I think this one of the bigger cruxes here, where it seems like coming up with useful, novel, theoretical insights to solve for instance deception is just really hard and will require models to be incredibly smart. Folks will disagree here about which alignment research is most important, and some of this will be affected by motivated reasoning around what kind of research you can automate easily (I think Jan Leike’s plan here worries me because it feels a lot like “we need to be able to automate alignment research just as effectively as ML research so that we can ask for more compute for alignment” and this seems likely to lead to an automating of easy-to-automate-but-not-central alignment research; it worries me because I expect the plan to fail; see also Nate Soares).
Research done by AIs in the years leading up to AGI will represent a large chunk of the alignment research that happens, such that it is worth it to lose some human-research-time in order to make this shift come sooner (maybe for this argument to go through it only needs to be the case that the ratio of (good) Alignment/Capabilities research is higher once research is automated).
These pre-AGI AIs are sufficiently aligned. We have a fair amount of confident in our language models’ ability to help with research without causing catastrophic failures. i.e., they are either not trying to overthrow humanity, or they are unable to do so, including through research outputs like plans for future AI systems.
There is some action folks in the AI Safety space could take which would make the move to this Endgame happen sooner. Examples might include: Anthropic scaling language models (and trying to keep them private), developing AI tools to speed up research (Elicit),
List goes on, but I’m tired
Great post!
It seems to me that infohazards are the unstated controversy behind this post. The researchers you are in debate with don’t believe in infohazards, or more precisely they believe that framing problems as infohazards makes progress impossible since you can’t solve an engineering problem if you are not allowed to talk about it freely.
Presumably in the endgame, there will be no infohazards since all the important dangerous secrets are already widely known, or it’s too late to keep secrets anyway. I think most researchers would prefer to work in an environment where they didn’t have to deal with censorship. Therefore, if we can work as if it was the endgame already, then we might make more progress. That is the impetus behind getting to the endgame.

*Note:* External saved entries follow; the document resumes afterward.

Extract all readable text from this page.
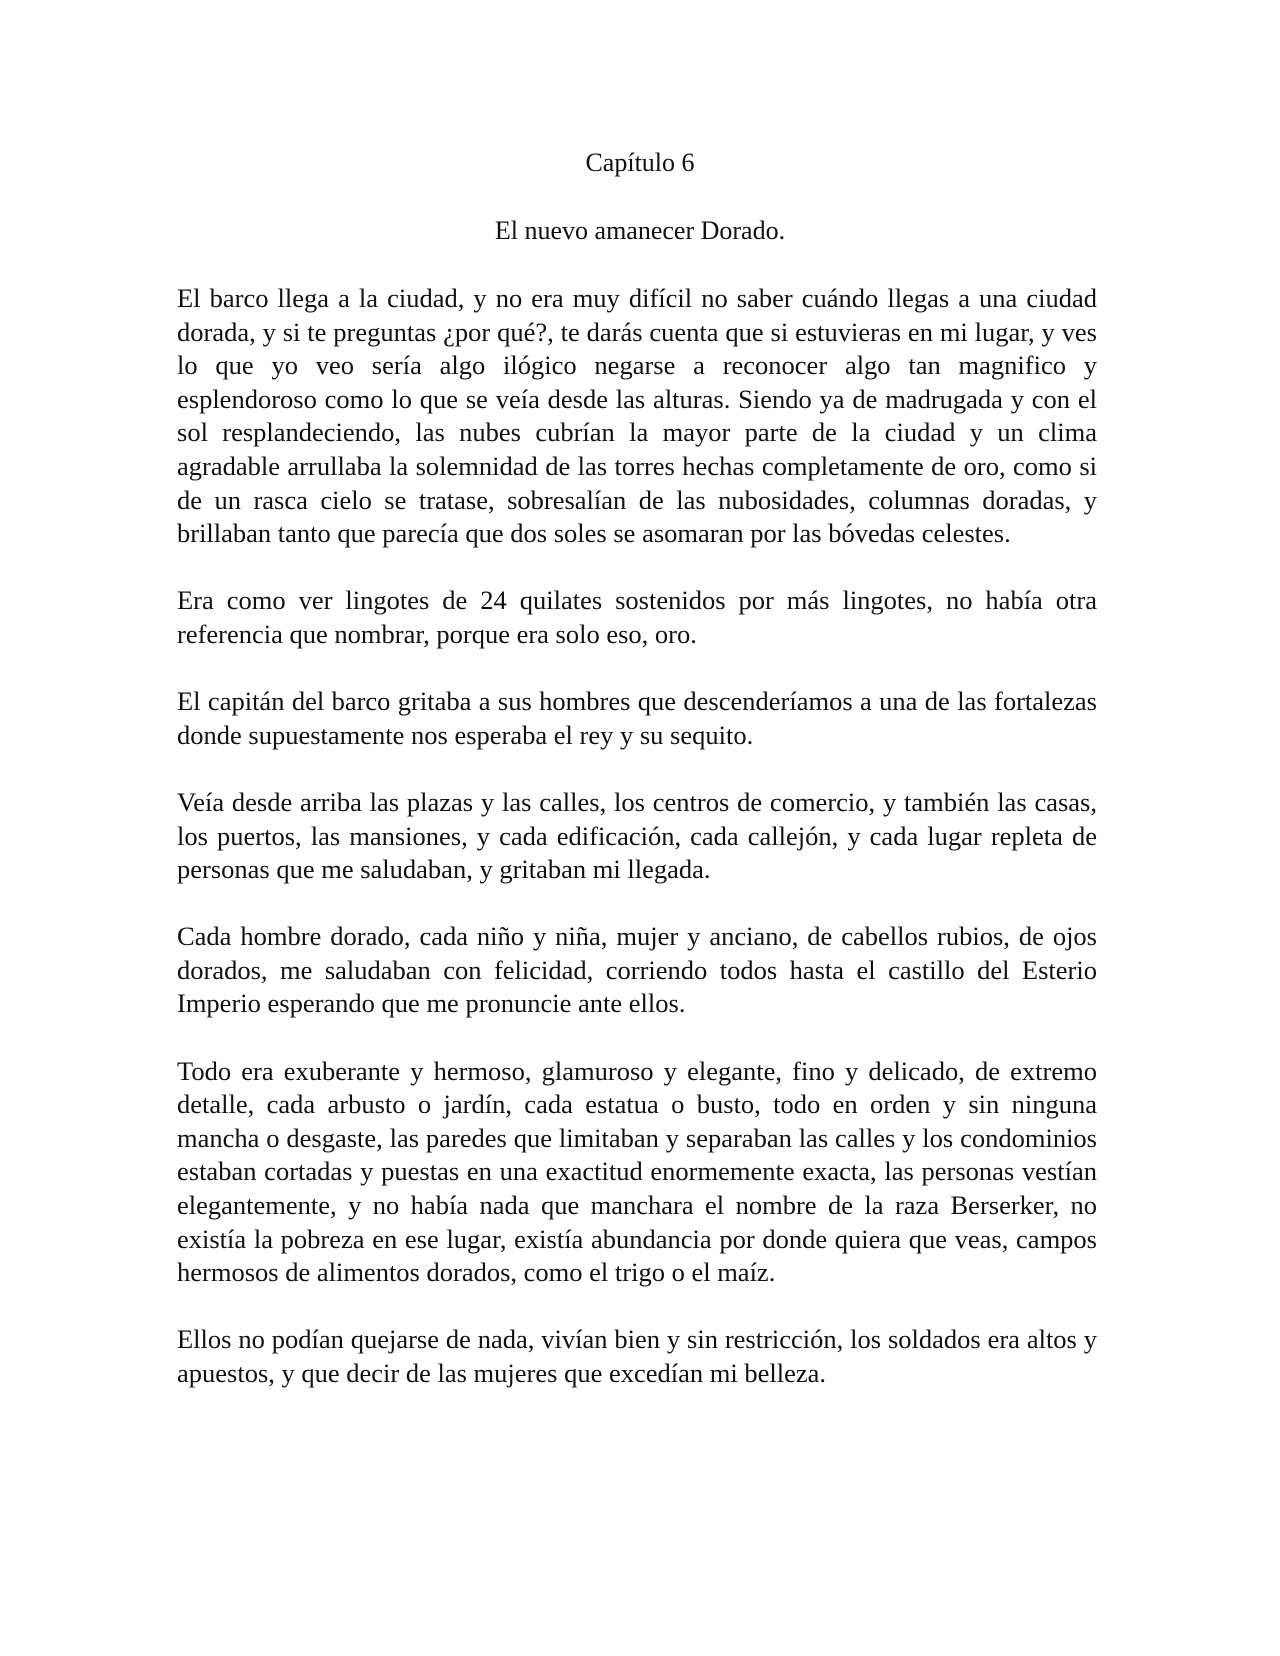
Capítulo 6
El nuevo amanecer Dorado.

El barco llega a la ciudad, y no era muy difícil no saber cuándo llegas a una ciudad dorada, y si te preguntas ¿por qué?, te darás cuenta que si estuvieras en mi lugar, y ves lo que yo veo sería algo ilógico negarse a reconocer algo tan magnifico y esplendoroso como lo que se veía desde las alturas. Siendo ya de madrugada y con el sol resplandeciendo, las nubes cubrían la mayor parte de la ciudad y un clima agradable arrullaba la solemnidad de las torres hechas completamente de oro, como si de un rasca cielo se tratase, sobresalían de las nubosidades, columnas doradas, y brillaban tanto que parecía que dos soles se asomaran por las bóvedas celestes.

Era como ver lingotes de 24 quilates sostenidos por más lingotes, no había otra referencia que nombrar, porque era solo eso, oro.

El capitán del barco gritaba a sus hombres que descenderíamos a una de las fortalezas donde supuestamente nos esperaba el rey y su sequito.

Veía desde arriba las plazas y las calles, los centros de comercio, y también las casas, los puertos, las mansiones, y cada edificación, cada callejón, y cada lugar repleta de personas que me saludaban, y gritaban mi llegada.

Cada hombre dorado, cada niño y niña, mujer y anciano, de cabellos rubios, de ojos dorados, me saludaban con felicidad, corriendo todos hasta el castillo del Esterio Imperio esperando que me pronuncie ante ellos.

Todo era exuberante y hermoso, glamuroso y elegante, fino y delicado, de extremo detalle, cada arbusto o jardín, cada estatua o busto, todo en orden y sin ninguna mancha o desgaste, las paredes que limitaban y separaban las calles y los condominios estaban cortadas y puestas en una exactitud enormemente exacta, las personas vestían elegantemente, y no había nada que manchara el nombre de la raza Berserker, no existía la pobreza en ese lugar, existía abundancia por donde quiera que veas, campos hermosos de alimentos dorados, como el trigo o el maíz.

Ellos no podían quejarse de nada, vivían bien y sin restricción, los soldados era altos y apuestos, y que decir de las mujeres que excedían mi belleza.
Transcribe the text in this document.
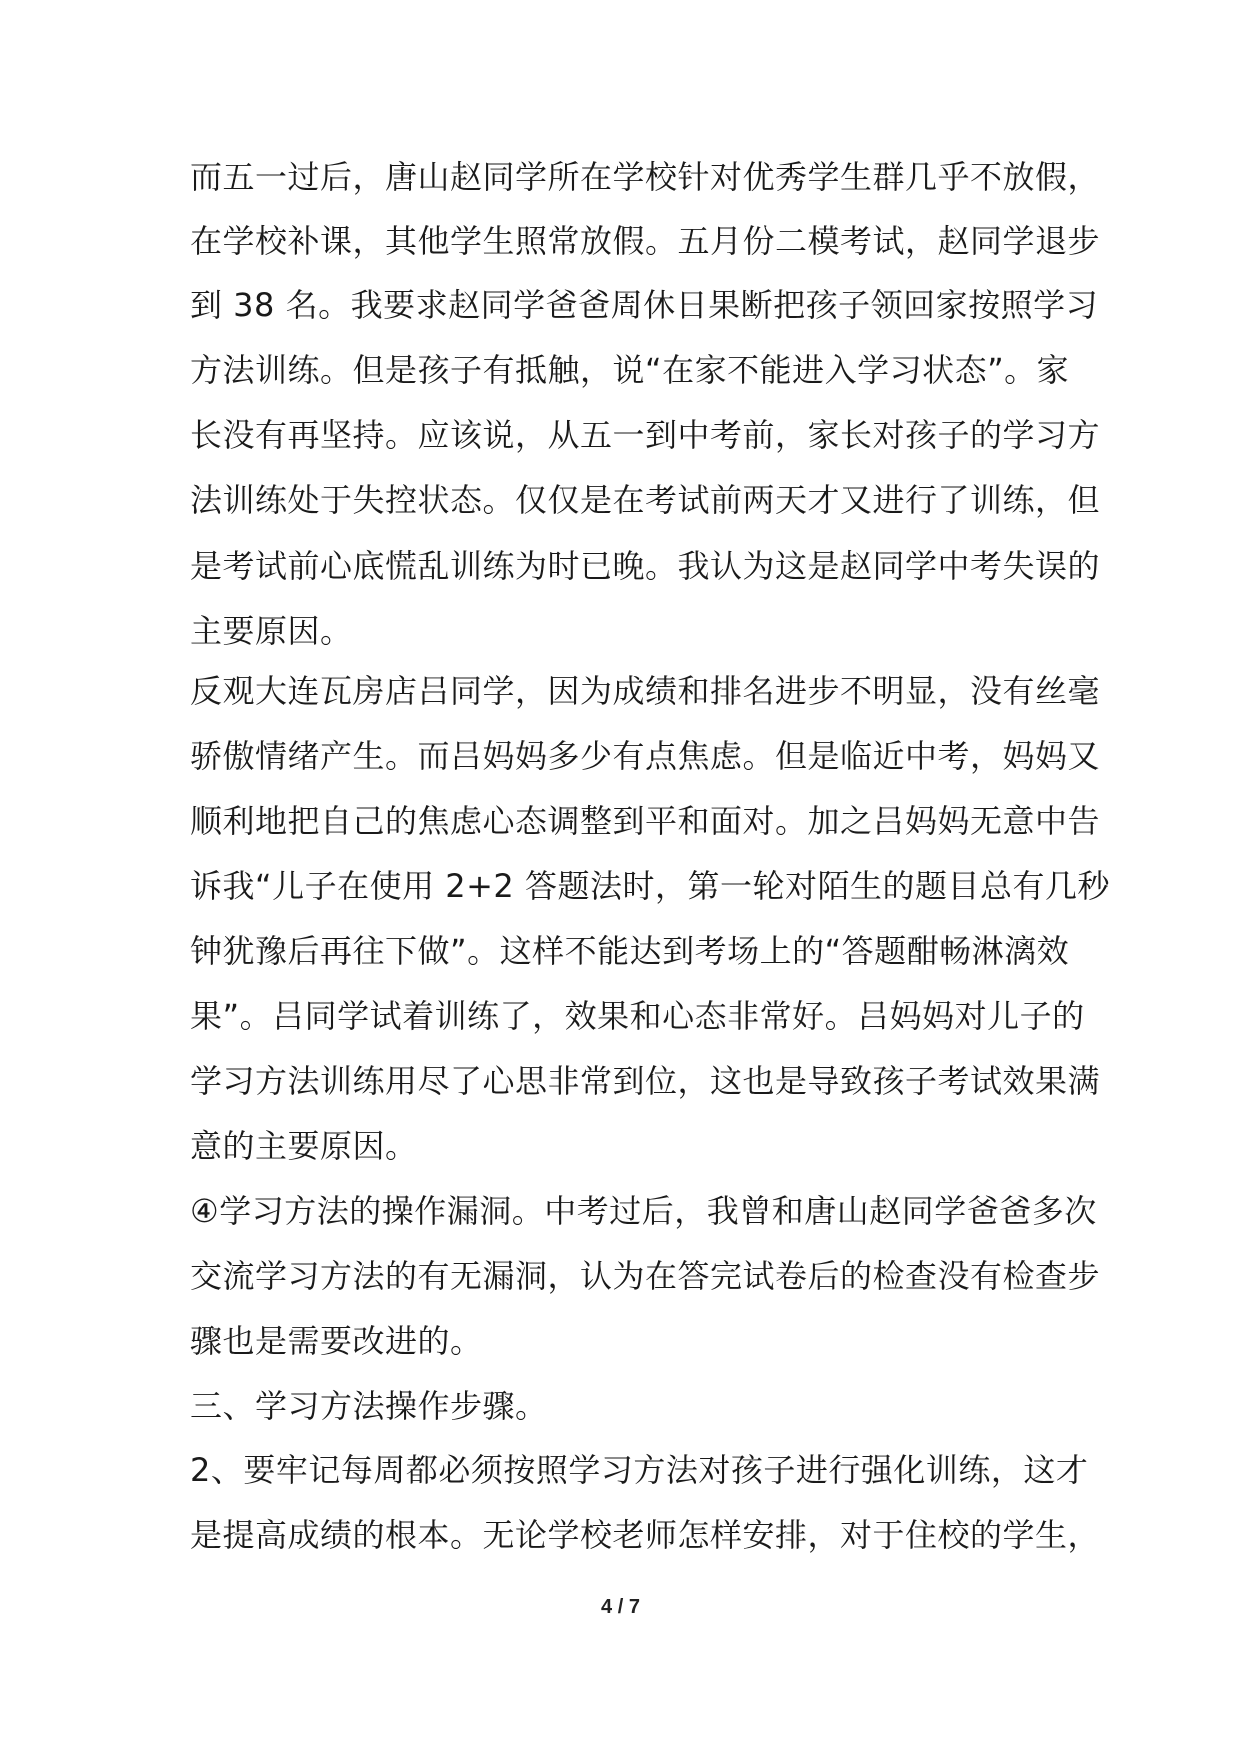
而五一过后，唐山赵同学所在学校针对优秀学生群几乎不放假，
在学校补课，其他学生照常放假。五月份二模考试，赵同学退步
到 38 名。我要求赵同学爸爸周休日果断把孩子领回家按照学习
方法训练。但是孩子有抵触，说“在家不能进入学习状态”。家
长没有再坚持。应该说，从五一到中考前，家长对孩子的学习方
法训练处于失控状态。仅仅是在考试前两天才又进行了训练，但
是考试前心底慌乱训练为时已晚。我认为这是赵同学中考失误的
主要原因。
反观大连瓦房店吕同学，因为成绩和排名进步不明显，没有丝毫
骄傲情绪产生。而吕妈妈多少有点焦虑。但是临近中考，妈妈又
顺利地把自己的焦虑心态调整到平和面对。加之吕妈妈无意中告
诉我“儿子在使用 2+2 答题法时，第一轮对陌生的题目总有几秒
钟犹豫后再往下做”。这样不能达到考场上的“答题酣畅淋漓效
果”。吕同学试着训练了，效果和心态非常好。吕妈妈对儿子的
学习方法训练用尽了心思非常到位，这也是导致孩子考试效果满
意的主要原因。
④学习方法的操作漏洞。中考过后，我曾和唐山赵同学爸爸多次
交流学习方法的有无漏洞，认为在答完试卷后的检查没有检查步
骤也是需要改进的。
三、学习方法操作步骤。
2、要牢记每周都必须按照学习方法对孩子进行强化训练，这才
是提高成绩的根本。无论学校老师怎样安排，对于住校的学生，
4 / 7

I feel like this comment combines my “Bad Argument 1” with “Bad Argument 2”! If it doesn’t, then what am I missing? Or if it does, then do you think one or both of my “Bad Arguments” are not actually bad arguments?
Let’s say I have Secret Knowledge X, and let’s assume (generously!) that this knowledge is correct as opposed to wrong. And let’s say that if I share Secret Knowledge X, it would enable you to figure out Alignment Idea Y. But also assume that Secret Knowledge X is a key ingredient for building AGI.

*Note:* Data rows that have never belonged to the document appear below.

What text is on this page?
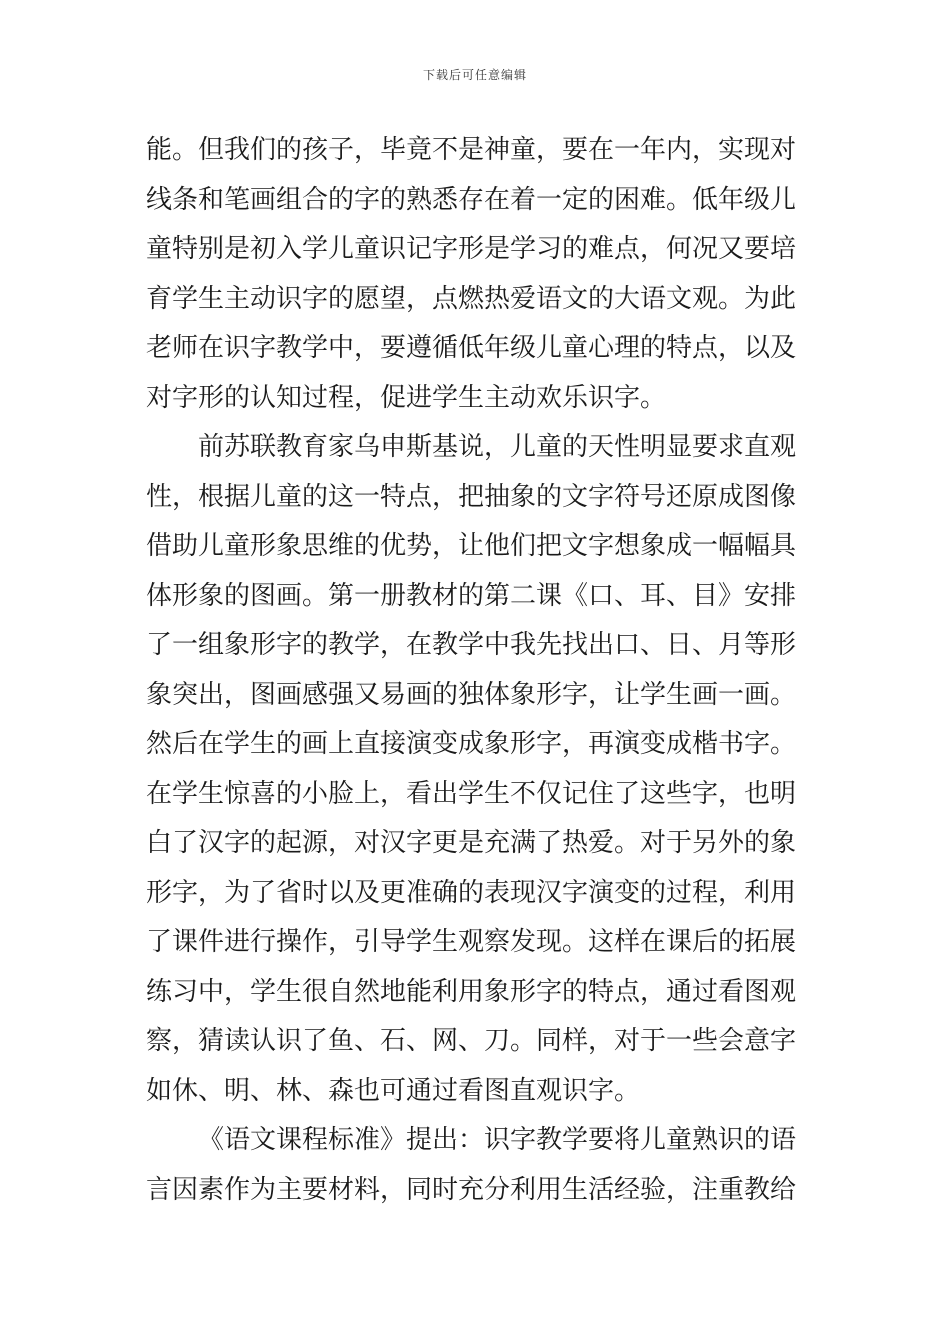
下载后可任意编辑
能。但我们的孩子，毕竟不是神童，要在一年内，实现对
线条和笔画组合的字的熟悉存在着一定的困难。低年级儿
童特别是初入学儿童识记字形是学习的难点，何况又要培
育学生主动识字的愿望，点燃热爱语文的大语文观。为此
老师在识字教学中，要遵循低年级儿童心理的特点，以及
对字形的认知过程，促进学生主动欢乐识字。
前苏联教育家乌申斯基说，儿童的天性明显要求直观
性，根据儿童的这一特点，把抽象的文字符号还原成图像
借助儿童形象思维的优势，让他们把文字想象成一幅幅具
体形象的图画。第一册教材的第二课《口、耳、目》安排
了一组象形字的教学，在教学中我先找出口、日、月等形
象突出，图画感强又易画的独体象形字，让学生画一画。
然后在学生的画上直接演变成象形字，再演变成楷书字。
在学生惊喜的小脸上，看出学生不仅记住了这些字，也明
白了汉字的起源，对汉字更是充满了热爱。对于另外的象
形字，为了省时以及更准确的表现汉字演变的过程，利用
了课件进行操作，引导学生观察发现。这样在课后的拓展
练习中，学生很自然地能利用象形字的特点，通过看图观
察，猜读认识了鱼、石、网、刀。同样，对于一些会意字
如休、明、林、森也可通过看图直观识字。
《语文课程标准》提出：识字教学要将儿童熟识的语
言因素作为主要材料，同时充分利用生活经验，注重教给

Your proposal is: I should share Secret Knowledge X so that you can get to work on Alignment Idea Y.
My counter-proposal is: Somebody is going to publish Secret Knowledge X sooner or later on arxiv. And when they do, then you can go right ahead and figure out Alignment Idea Y. And in the meantime, there are plenty of other productive alignment-related things that you can do with your time. I listed some of them in the post.
(Alternatively, maybe nobody will ever publish Secret Knowledge X, but rather it will be discovered at DeepMind and kept secret from competitors. In that case, then someone on the DeepMind Safety Team can figure out Alignment Idea Y. And by the way, I’m super happy that in this scenario, DeepMind can go slower and spend more time on endgame safety, thanks to the fact that Secret Knowledge X has remained secret.)